As you meet the conditions for section 118-200 of the ITAA 1997, you are eligible for a partial exemption. The relevant formula in subsection 118-200(2) for determining how much of a capital gain or loss is not exempt is:
Capital gain or capital loss amount x (non-main residence days/ total days)
In this case,
Non-main residence days is the sum of:
(a) The number of days in the second deceased's ownership period when the dwelling was not the second deceased's main residence and
(b) The number of days in the period from the second deceased's death until the taxpayer's ownership interest ends when the dwelling was not the main residence of an individual referred to in item 2, column 3 of the table in section 118-195
Total days is the number of days in the period from the acquisition of the dwelling by the second deceased until the taxpayer's ownership interest ends
Because you inherited your ownership interest in the dwelling after 19 September 1985 as a beneficiary through a chain of deceased estates, you adjust the formula in subsection 118-200(2) of the ITAA 1997 to take into account the times when the dwelling was the main residence of an individual earlier in the inheritance chain (section 118-205 of the ITAA 1997) The total days formula is therefore adjusted so that you add the fewer of:
· The number of days between 20 September 1985 and the day the ownership interest passed to the most recently deceased (paragraph 118-205(2)(a) of the ITAA 1997) and
· The number of days between the time when an ownership interest in the dwelling was last acquired on or after 20 September 1985 by an individual, except as a beneficiary in or a trustee of a deceased estate, and the day when the interest passed to the most recently deceased (paragraph 118-205(2)(b) of the ITAA 1997)

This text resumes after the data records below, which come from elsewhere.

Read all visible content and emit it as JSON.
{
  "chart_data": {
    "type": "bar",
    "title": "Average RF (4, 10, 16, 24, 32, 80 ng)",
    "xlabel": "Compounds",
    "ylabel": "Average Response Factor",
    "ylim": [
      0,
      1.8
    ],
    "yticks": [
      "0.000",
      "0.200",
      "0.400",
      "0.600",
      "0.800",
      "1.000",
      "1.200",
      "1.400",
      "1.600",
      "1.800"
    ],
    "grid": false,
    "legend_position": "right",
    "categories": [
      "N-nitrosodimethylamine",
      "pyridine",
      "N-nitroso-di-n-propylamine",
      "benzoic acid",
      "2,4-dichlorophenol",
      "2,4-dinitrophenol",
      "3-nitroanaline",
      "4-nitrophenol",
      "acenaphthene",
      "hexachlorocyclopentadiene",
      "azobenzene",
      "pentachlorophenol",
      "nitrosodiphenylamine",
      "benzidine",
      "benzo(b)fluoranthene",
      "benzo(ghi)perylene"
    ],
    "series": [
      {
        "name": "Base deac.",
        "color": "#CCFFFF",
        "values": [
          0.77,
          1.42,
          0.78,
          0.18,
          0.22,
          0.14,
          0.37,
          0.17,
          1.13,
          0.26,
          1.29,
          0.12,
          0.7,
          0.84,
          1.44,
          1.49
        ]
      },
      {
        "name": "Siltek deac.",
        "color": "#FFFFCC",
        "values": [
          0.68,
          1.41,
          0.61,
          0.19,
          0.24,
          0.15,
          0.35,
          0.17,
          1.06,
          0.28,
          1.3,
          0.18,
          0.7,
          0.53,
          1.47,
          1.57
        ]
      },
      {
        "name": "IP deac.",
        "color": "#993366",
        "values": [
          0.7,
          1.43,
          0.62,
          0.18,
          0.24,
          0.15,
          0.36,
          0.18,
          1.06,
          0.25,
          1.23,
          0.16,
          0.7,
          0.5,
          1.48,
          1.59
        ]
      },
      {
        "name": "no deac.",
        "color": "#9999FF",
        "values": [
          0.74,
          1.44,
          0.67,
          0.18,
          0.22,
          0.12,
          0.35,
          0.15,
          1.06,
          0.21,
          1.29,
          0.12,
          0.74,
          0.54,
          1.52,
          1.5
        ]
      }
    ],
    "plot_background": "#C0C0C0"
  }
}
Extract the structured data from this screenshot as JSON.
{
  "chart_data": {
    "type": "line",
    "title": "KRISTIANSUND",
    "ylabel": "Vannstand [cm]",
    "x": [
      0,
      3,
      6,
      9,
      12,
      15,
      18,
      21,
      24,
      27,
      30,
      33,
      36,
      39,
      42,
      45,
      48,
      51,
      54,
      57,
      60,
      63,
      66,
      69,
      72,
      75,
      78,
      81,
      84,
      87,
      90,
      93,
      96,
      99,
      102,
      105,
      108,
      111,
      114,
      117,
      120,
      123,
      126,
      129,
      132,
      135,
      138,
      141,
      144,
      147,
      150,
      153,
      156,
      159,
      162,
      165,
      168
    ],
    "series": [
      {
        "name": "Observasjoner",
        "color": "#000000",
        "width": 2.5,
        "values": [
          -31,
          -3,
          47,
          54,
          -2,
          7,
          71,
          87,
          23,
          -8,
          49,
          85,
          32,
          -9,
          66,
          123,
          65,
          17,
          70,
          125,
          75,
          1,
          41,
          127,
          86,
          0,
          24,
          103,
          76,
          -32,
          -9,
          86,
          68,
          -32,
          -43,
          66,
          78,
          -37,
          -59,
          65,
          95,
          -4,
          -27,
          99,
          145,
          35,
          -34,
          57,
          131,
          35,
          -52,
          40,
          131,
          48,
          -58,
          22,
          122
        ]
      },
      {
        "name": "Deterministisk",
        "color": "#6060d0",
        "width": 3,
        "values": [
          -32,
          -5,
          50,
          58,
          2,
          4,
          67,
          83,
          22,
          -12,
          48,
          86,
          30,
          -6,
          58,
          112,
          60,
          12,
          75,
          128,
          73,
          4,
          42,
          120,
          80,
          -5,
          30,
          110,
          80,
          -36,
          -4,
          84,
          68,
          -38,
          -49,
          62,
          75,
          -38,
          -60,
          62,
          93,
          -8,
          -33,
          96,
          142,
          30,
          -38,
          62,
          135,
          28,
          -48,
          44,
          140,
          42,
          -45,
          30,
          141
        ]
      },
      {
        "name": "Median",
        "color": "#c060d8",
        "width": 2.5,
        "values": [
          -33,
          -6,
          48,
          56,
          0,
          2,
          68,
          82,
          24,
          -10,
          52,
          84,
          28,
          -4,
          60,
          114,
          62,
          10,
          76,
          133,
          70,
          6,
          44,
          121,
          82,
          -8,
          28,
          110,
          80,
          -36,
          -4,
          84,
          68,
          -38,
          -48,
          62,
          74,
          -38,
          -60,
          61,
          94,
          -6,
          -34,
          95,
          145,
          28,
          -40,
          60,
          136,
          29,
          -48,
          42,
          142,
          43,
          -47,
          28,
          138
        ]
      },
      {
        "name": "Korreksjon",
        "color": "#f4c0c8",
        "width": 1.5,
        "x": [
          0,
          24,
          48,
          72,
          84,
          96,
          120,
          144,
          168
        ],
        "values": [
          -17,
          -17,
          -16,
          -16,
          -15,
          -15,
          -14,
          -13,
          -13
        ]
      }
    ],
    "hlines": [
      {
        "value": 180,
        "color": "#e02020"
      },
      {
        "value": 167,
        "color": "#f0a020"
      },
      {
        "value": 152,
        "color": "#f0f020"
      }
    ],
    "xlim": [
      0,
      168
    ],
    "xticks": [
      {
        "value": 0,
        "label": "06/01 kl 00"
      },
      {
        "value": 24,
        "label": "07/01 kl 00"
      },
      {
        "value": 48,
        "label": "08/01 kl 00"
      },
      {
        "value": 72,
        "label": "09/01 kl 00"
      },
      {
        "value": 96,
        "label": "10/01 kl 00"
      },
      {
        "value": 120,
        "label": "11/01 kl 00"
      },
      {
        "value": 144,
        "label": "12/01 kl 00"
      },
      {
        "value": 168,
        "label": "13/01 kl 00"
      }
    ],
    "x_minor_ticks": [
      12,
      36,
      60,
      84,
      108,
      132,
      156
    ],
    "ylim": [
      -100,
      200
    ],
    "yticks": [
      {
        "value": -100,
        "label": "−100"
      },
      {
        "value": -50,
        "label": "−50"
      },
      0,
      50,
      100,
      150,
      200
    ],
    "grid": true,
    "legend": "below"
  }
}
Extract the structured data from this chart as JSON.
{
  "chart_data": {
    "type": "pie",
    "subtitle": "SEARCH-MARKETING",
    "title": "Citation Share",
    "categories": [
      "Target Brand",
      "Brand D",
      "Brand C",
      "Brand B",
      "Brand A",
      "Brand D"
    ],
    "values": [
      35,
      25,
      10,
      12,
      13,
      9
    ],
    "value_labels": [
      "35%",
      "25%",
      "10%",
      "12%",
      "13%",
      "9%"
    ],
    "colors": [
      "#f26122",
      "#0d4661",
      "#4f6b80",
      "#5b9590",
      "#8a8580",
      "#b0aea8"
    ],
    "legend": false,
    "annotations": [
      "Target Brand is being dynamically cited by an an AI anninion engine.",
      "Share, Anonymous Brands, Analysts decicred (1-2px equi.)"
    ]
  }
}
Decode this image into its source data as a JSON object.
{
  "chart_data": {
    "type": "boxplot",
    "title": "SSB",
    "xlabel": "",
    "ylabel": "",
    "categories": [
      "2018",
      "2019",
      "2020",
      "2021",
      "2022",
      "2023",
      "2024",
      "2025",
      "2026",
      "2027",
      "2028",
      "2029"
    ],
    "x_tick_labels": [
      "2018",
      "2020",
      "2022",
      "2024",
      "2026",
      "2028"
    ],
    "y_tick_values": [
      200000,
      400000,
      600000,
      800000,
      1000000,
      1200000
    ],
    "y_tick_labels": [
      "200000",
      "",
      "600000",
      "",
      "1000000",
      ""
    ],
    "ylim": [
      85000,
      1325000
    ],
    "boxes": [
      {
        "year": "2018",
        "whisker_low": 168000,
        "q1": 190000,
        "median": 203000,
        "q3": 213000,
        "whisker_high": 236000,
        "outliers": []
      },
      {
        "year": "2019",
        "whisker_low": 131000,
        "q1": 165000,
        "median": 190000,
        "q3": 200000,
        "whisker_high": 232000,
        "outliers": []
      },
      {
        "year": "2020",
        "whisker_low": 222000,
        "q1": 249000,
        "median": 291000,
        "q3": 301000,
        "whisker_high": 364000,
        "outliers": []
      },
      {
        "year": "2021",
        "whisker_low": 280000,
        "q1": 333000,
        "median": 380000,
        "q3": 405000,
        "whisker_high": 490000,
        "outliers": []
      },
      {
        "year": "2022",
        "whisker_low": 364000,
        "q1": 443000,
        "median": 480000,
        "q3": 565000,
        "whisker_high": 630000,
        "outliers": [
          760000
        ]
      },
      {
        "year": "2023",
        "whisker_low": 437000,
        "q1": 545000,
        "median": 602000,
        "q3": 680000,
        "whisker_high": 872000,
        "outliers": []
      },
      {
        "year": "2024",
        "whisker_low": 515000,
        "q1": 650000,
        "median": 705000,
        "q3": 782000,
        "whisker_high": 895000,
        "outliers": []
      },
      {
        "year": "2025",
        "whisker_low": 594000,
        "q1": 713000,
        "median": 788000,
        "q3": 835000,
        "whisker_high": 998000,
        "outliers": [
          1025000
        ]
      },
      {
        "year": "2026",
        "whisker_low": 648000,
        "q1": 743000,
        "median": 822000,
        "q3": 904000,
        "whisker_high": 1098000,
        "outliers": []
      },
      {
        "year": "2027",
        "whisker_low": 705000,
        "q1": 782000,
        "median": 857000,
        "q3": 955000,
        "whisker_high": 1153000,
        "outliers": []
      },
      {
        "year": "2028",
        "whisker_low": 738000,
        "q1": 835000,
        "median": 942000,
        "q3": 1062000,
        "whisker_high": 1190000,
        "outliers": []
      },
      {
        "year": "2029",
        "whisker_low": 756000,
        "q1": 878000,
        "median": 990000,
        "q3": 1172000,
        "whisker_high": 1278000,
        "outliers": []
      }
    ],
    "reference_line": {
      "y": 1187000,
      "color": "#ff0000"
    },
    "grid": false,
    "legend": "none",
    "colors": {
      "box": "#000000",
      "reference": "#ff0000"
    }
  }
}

For the purposes of section 118-200(3), the taxpayer can adjust the formula by ignoring any non-main residence days and total days in the period from the deceased's death until the ownership interest ended if,
(a) The deceased acquired the ownership interest on or after 20 September 1985; and
(b) Your ownership interest ends within:
(i) 2 years of the deceased's death; or
(ii) a longer period allowed by the Commissioner; and
(c) You get a more favourable result by doing so.